How does a shift in emphasis from active to passive investing affect the financial market risk landscape? In their September 2019 paper entitled “The Shift From Active to Passive Investing: Potential Risks to Financial Stability?”, Kenechukwu Anadu, Mathias Kruttli, Patrick McCabe, Emilio Osambela and Chaehee Shin analyze how a shift from active to passive investing affects:
- Investment fund redemption liquidity risks.
- Market volatility.
- Asset management industry concentration.
- Co-movement of asset returns and liquidity.
They also assess how effects are likely to evolve if the active-to-passive shift continues. Based on their framework/analysis, they conclude that:
- Growth of passive investing reduces liquidity risks associated with cascading redemption of shares, particularly because: (1) exchange-traded funds (ETF) mostly redeem shares of large holders in kind rather than in cash; (2) investors in passive mutual funds react less to performance than investors in active funds; and, (3) passive mutual funds typically hold more liquid assets than do active funds.
- However, growth of passive investing in leveraged and inverse ETFs exacerbates market volatility, because these funds must buy (sell) on down (up) days.

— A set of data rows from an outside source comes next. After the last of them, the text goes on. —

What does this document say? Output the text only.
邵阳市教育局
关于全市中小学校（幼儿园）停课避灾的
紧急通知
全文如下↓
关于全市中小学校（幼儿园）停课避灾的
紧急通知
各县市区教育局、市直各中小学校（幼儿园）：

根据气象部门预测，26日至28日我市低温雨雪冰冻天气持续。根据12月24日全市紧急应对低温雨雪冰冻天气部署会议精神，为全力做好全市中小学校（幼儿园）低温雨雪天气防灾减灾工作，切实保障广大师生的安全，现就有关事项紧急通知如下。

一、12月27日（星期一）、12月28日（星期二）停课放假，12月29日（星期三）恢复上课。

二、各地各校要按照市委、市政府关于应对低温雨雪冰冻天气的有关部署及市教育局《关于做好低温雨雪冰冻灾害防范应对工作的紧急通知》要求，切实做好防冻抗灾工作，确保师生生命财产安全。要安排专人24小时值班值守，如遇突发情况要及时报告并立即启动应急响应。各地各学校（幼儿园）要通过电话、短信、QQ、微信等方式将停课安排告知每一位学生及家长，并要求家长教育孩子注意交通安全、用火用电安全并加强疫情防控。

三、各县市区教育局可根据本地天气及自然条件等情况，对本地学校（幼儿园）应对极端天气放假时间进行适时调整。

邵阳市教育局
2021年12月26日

- Growth in passive investing concentrates the asset management industry, potentially magnifying consequences of asset management firm failure because: (1) passive funds tend to be more concentrated than active funds; and (2) investors seeking the lowest fees gravitate toward the economies of scale of very large funds (such as Vanguard and BlackRock).
- Growth in passive investing amplifies effects of: (1) valuation and volatility increases (decreases) for assets added to (removed from) indexes; and, (2) loss of index diversification due to increased comovement of returns and liquidity across index constituents.
The following table, taken from the paper, summarizes findings outlined above.
In summary, growth in passive investing decreases some kinds of risk and increases others, perhaps introducing opportunities for innovation in active investing.
Cautions regarding findings include:
- The paper is a synthesis of other research only.
- Histories of many passive investment vehicles are short for inference about long-term risks.